Holding: The Court held that New York may criminally prohibit the knowing promotion or distribution of visual sexual performances by children under sixteen, treating such materials as unprotected by the First Amendment even if not legally obscene.
- Allows states to ban selling or distributing visual sexual images of children even when not legally obscene.
- Gives law enforcement broader tools to dry up markets that fund child sexual exploitation.

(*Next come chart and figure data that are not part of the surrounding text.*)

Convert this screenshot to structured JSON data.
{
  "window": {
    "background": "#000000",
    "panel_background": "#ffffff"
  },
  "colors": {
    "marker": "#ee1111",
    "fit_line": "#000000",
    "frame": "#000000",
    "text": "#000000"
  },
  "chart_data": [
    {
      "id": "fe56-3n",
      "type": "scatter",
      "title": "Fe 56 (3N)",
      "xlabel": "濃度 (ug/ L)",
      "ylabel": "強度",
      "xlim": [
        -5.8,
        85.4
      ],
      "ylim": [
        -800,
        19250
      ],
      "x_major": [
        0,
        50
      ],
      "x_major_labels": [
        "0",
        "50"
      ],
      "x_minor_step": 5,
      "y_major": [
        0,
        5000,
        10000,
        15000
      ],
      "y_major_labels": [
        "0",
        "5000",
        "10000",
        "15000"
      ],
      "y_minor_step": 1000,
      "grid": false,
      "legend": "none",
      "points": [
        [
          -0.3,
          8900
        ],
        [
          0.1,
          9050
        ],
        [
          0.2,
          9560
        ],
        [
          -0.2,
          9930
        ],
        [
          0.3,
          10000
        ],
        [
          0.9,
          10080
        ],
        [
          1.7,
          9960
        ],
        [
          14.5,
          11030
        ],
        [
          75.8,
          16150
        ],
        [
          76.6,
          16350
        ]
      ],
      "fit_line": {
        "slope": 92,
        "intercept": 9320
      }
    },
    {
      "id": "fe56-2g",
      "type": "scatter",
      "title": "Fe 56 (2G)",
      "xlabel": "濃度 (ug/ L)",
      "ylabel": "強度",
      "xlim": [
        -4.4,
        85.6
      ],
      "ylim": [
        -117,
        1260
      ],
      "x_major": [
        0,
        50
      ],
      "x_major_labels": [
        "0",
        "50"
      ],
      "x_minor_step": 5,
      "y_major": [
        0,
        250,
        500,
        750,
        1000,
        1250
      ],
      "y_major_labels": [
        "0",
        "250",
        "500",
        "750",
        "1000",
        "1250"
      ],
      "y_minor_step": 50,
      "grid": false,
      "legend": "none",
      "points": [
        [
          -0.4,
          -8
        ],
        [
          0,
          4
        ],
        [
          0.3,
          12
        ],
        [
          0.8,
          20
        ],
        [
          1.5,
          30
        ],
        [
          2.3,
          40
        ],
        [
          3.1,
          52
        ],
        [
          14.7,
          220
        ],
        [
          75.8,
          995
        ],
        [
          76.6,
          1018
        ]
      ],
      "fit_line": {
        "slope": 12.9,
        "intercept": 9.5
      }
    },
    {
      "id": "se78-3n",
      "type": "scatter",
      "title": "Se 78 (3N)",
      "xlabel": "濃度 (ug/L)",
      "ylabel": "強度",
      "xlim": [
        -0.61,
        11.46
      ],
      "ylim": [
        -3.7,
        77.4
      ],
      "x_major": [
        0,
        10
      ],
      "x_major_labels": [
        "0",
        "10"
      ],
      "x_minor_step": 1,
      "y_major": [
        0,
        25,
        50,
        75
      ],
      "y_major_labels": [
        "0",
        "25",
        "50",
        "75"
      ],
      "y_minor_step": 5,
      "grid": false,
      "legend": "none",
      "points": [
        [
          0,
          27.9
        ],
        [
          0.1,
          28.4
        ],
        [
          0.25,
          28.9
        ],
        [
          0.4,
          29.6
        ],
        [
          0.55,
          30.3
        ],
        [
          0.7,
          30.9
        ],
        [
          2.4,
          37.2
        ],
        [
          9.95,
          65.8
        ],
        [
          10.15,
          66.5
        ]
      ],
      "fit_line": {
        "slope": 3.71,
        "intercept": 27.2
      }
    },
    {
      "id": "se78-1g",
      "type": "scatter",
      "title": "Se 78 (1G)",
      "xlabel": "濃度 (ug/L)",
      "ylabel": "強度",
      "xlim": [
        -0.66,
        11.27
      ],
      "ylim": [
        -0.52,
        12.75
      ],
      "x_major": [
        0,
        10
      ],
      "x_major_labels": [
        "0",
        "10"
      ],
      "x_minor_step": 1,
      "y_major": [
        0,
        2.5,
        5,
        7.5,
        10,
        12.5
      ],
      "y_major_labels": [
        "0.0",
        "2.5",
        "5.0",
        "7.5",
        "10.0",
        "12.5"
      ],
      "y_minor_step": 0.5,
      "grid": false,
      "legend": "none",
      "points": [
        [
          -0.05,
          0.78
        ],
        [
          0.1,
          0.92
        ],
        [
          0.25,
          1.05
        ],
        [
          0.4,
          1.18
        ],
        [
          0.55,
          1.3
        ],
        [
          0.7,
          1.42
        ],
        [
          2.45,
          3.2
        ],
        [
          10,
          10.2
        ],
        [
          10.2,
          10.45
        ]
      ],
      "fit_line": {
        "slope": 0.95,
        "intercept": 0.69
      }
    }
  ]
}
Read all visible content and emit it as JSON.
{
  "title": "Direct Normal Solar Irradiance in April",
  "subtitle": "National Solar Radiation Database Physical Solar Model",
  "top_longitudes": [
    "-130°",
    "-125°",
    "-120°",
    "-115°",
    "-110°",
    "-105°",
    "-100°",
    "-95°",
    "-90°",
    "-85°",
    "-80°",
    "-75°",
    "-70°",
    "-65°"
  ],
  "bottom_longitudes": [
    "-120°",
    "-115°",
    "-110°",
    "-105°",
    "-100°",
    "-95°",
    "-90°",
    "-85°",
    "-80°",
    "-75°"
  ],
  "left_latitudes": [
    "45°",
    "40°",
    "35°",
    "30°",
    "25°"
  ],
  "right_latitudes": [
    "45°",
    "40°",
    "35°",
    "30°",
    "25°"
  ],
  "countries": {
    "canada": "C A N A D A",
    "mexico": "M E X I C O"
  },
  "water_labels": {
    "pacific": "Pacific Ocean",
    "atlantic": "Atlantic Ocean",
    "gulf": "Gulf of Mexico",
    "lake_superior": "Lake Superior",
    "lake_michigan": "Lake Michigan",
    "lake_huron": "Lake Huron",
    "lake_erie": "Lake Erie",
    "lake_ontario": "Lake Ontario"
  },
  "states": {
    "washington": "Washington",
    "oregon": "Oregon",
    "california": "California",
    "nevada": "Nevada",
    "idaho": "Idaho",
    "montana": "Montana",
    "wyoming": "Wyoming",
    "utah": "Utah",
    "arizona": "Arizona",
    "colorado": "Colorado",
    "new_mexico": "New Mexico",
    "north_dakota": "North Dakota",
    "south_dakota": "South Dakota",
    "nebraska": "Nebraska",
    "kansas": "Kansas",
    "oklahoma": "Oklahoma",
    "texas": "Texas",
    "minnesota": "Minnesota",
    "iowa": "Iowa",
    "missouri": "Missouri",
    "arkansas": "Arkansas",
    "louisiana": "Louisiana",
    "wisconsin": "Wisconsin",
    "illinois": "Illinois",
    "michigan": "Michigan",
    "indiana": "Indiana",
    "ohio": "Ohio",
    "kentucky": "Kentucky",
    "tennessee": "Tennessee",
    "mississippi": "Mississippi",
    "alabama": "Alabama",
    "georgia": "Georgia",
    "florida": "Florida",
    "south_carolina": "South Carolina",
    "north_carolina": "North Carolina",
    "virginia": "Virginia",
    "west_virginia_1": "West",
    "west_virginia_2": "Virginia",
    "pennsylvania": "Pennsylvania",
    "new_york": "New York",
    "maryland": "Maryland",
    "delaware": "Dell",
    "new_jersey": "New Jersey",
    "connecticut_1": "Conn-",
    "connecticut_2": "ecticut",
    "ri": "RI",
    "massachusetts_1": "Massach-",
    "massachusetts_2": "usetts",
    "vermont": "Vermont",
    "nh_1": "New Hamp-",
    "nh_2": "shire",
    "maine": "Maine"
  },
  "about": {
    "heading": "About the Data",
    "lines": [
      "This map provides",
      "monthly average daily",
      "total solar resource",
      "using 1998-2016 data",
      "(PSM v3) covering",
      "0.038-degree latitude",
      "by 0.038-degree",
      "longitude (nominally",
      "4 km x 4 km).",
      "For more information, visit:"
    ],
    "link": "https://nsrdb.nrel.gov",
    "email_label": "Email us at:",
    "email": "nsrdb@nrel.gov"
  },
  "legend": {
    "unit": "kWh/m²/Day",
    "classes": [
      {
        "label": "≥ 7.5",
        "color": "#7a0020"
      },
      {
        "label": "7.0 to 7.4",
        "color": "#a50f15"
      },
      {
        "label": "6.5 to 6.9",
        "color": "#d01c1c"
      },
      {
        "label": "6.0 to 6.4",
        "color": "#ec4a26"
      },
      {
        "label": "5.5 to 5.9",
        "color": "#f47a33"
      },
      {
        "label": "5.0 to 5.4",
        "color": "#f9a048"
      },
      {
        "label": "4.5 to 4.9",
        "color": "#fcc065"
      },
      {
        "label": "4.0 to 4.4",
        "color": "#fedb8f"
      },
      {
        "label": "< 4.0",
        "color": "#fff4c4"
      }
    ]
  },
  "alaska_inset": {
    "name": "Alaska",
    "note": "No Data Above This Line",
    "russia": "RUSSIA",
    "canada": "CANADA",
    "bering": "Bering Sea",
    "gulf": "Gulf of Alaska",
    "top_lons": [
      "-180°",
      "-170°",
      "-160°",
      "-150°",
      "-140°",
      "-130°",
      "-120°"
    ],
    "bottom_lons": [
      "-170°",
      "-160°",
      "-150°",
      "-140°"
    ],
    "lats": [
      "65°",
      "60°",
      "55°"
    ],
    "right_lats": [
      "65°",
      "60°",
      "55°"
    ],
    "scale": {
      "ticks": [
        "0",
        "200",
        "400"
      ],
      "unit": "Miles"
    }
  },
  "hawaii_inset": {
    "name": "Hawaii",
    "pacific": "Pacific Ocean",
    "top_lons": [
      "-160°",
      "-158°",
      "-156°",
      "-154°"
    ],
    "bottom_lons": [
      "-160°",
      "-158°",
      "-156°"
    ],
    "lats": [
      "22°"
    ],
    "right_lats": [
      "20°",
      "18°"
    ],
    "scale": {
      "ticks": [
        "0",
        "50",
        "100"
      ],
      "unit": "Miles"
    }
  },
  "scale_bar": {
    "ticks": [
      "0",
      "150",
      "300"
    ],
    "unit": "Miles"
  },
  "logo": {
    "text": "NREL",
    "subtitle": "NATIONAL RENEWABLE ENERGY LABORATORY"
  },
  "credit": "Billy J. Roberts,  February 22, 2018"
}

- Booksellers, publishers, and exhibitors face criminal risk when distributing such visual material.
Summary
Background
New York passed a law making it a crime to promote or distribute visual sexual performances by children under 16. A Manhattan bookseller sold two films showing young boys masturbating to an undercover officer. He was convicted under the New York statute that did not require the films to be legally obscene; a New York appeals court reversed his conviction on First Amendment grounds, and the State asked the Supreme Court to decide the question.
Reasoning
The Court held that the State has a compelling interest in protecting children from sexual exploitation and that the distribution of visual images of child sexual conduct is closely tied to the production and harm to the child. The majority treated such visual depictions of children as a category separate from ordinary obscenity rules, meaning a jury need not find prurient appeal, patent offensiveness, or consider the work as a whole. The statute requires knowledge of the content (scienter). The Court found the law sufficiently specific and not substantially overbroad and allowed prosecution even for materials produced outside the State.
Real world impact
The decision means states may criminally target people who sell, advertise, or distribute visual sexual material involving children even if those materials would not meet traditional obscenity tests. Booksellers, distributors, and producers of visual material face criminal exposure, while law enforcement gains tools to reduce the market that funds exploitation. The ruling leaves room for case-by-case defenses and does not automatically strip protection from nonvisual or clearly educational uses.
Dissents or concurrances
Several Justices agreed with the judgment but differed about scope: one stressed the law need not exempt materials of serious social value; another warned that banning serious artistic or scientific works would violate free speech; a third urged narrower, case-by-case resolution.